The 18 heads were found along with other dismembered body parts in two vans abandoned in the municipality of Ixtlahuacan De Los Membrillos along the Chapara-Guadalajara Highway. Some had been frozen, others were covered in lime, and the rest were found in an advanced state of decomposition.
According to a report by EFE, municipal police said they found a message in one van, apparently from the Zetas, that threatened Sinaloa Cartel leaders. The Sinaloans are currently challenging the Zetas' control of one of their traditional strongholds in the northern border city of Nuevo Laredo, in Tamaulipas state. Jalisco State Attorney General Tomas Coronado Olmos told Milenio the killings may be an act of retribution for the recent wave of violence in Tamualipas that left 23 dead on May 4 in Nuevo Laredo.

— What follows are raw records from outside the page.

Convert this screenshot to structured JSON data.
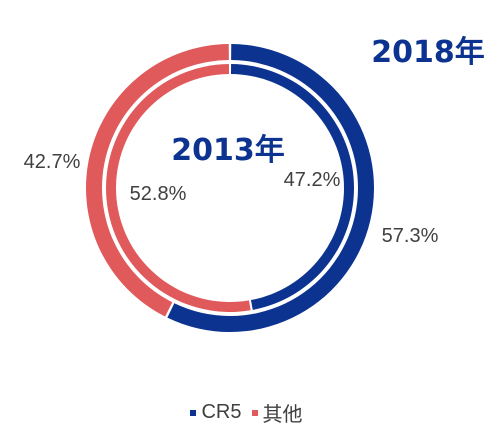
{
  "chart_data": [
    {
      "type": "pie",
      "title": "2018年",
      "ring": "outer",
      "categories": [
        "CR5",
        "其他"
      ],
      "values": [
        57.3,
        42.7
      ],
      "labels": [
        "57.3%",
        "42.7%"
      ]
    },
    {
      "type": "pie",
      "title": "2013年",
      "ring": "inner",
      "categories": [
        "CR5",
        "其他"
      ],
      "values": [
        47.2,
        52.8
      ],
      "labels": [
        "47.2%",
        "52.8%"
      ]
    }
  ],
  "legend": {
    "items": [
      {
        "label": "CR5",
        "color": "#0d3390"
      },
      {
        "label": "其他",
        "color": "#e0595b"
      }
    ]
  },
  "colors": {
    "CR5": "#0d3390",
    "其他": "#e0595b",
    "title": "#0d3390",
    "label": "#404040"
  }
}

Coronado added that the beheadings may be linked a mass kidnapping recently carried out by the Zetas in Jalisco. The Zetas were reportedly holding a group of hostages in a rural safehouse, but two detainees managed to escape and contact the police, who then rescued another ten hostages on May 8, according to El Universal's report. Among those 12 hostages, Coronado said some had no links to organized crime and had been released to their families.
Coronado said that some of the severed heads and human remains discovered May 9 could belong to other kidnap victims who were held alongside the 12 rescued hostages. According to El Occidental, the Zetas may have been holding as many as 27 people in the safehouse where the rescue took place.

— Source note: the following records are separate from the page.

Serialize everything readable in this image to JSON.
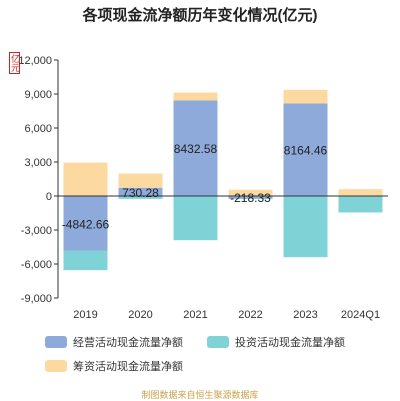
{
  "chart_data": {
    "type": "bar",
    "stacked": true,
    "title": "各项现金流净额历年变化情况(亿元)",
    "unit_label": "亿元",
    "categories": [
      "2019",
      "2020",
      "2021",
      "2022",
      "2023",
      "2024Q1"
    ],
    "ylim": [
      -9000,
      12000
    ],
    "yticks": [
      "12,000",
      "9,000",
      "6,000",
      "3,000",
      "0",
      "-3,000",
      "-6,000",
      "-9,000"
    ],
    "ytick_values": [
      12000,
      9000,
      6000,
      3000,
      0,
      -3000,
      -6000,
      -9000
    ],
    "grid": false,
    "legend_position": "bottom",
    "series": [
      {
        "name": "经营活动现金流量净额",
        "color": "#8eaadb",
        "values": [
          -4842.66,
          730.28,
          8432.58,
          -218.33,
          8164.46,
          50
        ],
        "data_labels": [
          "-4842.66",
          "730.28",
          "8432.58",
          "-218.33",
          "8164.46",
          ""
        ]
      },
      {
        "name": "投资活动现金流量净额",
        "color": "#7fd3d6",
        "values": [
          -1700,
          -250,
          -3900,
          -50,
          -5400,
          -1450
        ]
      },
      {
        "name": "筹资活动现金流量净额",
        "color": "#fcd9a0",
        "values": [
          2950,
          1250,
          700,
          550,
          1200,
          550
        ]
      }
    ]
  },
  "source_text": "制图数据来自恒生聚源数据库"
}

Examining the other body parts found in the vans, forensic investigators said not all these remains belonged to the 18 victims whose heads were severed, suggesting there may be a higher death toll.
InSight Crime Analysis
The Zetas and the Sinaloa Cartel, likely the largest criminal organizations in Mexico, have been locked in a vicious struggle for Nuevo Laredo, a key border crossing that the Sinaloa Cartel is seeking to wrest from the Zetas. Zetas gunmen have also challenged their rivals on their home turf in Sinaloa state. These powerful groups appear to be making bold incursions into one another's territory, sparking retaliatory attacks across the country.
If the gruesome massacre in Jalisco was indeed an act of revenge for another massacre that took place some 800 kilometers away (see map), this points to the bitterness of the conflict between the Zetas and the Sinaloa Cartel. The intensity of their rivalry may have prompted the Zetas to take innocent victims hostage, as suggested by Jalisco's attorney general.

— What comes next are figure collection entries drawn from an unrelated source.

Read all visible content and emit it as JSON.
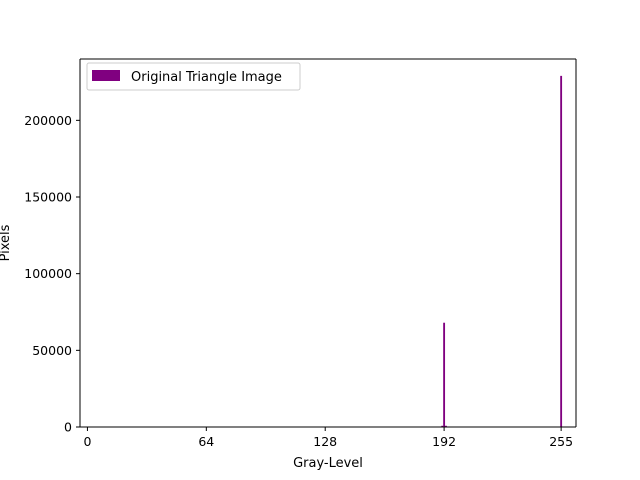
{
  "chart_data": {
    "type": "bar",
    "title": "",
    "xlabel": "Gray-Level",
    "ylabel": "Pixels",
    "xlim": [
      -4,
      263
    ],
    "ylim": [
      0,
      240000
    ],
    "xticks": [
      0,
      64,
      128,
      192,
      255
    ],
    "xtick_labels": [
      "0",
      "64",
      "128",
      "192",
      "255"
    ],
    "yticks": [
      0,
      50000,
      100000,
      150000,
      200000
    ],
    "ytick_labels": [
      "0",
      "50000",
      "100000",
      "150000",
      "200000"
    ],
    "grid": false,
    "legend": {
      "position": "top-left"
    },
    "series": [
      {
        "name": "Original Triangle Image",
        "color": "#800080",
        "bins": [
          0,
          191,
          192,
          193,
          254,
          255
        ],
        "values": [
          0,
          800,
          68000,
          800,
          300,
          229000
        ]
      }
    ]
  }
}
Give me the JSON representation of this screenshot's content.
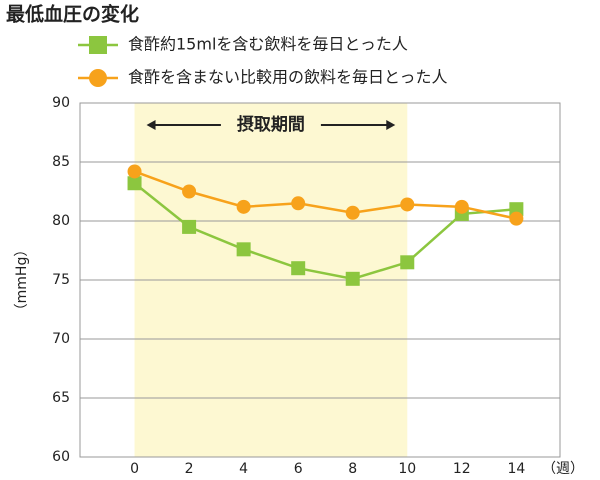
{
  "chart_data": {
    "type": "line",
    "title": "最低血圧の変化",
    "y_label": "（mmHg）",
    "x_unit_label": "（週）",
    "x": [
      0,
      2,
      4,
      6,
      8,
      10,
      12,
      14
    ],
    "series": [
      {
        "name": "食酢約15mlを含む飲料を毎日とった人",
        "color": "#8cc63f",
        "marker": "square",
        "values": [
          83.2,
          79.5,
          77.6,
          76.0,
          75.1,
          76.5,
          80.6,
          81.0
        ]
      },
      {
        "name": "食酢を含まない比較用の飲料を毎日とった人",
        "color": "#f7a21b",
        "marker": "circle",
        "values": [
          84.2,
          82.5,
          81.2,
          81.5,
          80.7,
          81.4,
          81.2,
          80.2
        ]
      }
    ],
    "highlight": {
      "from": 0,
      "to": 10,
      "label": "摂取期間",
      "color": "#fdf8d2"
    },
    "xlim": [
      -2,
      15.6
    ],
    "ylim": [
      60,
      90
    ],
    "xticks": [
      0,
      2,
      4,
      6,
      8,
      10,
      12,
      14
    ],
    "yticks": [
      60,
      65,
      70,
      75,
      80,
      85,
      90
    ],
    "grid": true
  }
}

While authorities suspect the massacre was an act of revenge, Jalisco state is a prize all its own. Traditional territory of the Sinaloa Cartel, there are an estimated six gangs currently fighting for dominance here. But despite the number of criminal actors on the ground, the brutality of this latest atrocity certainly fits the style of the Zetas, who are infamous for their use of bloody terror tactics.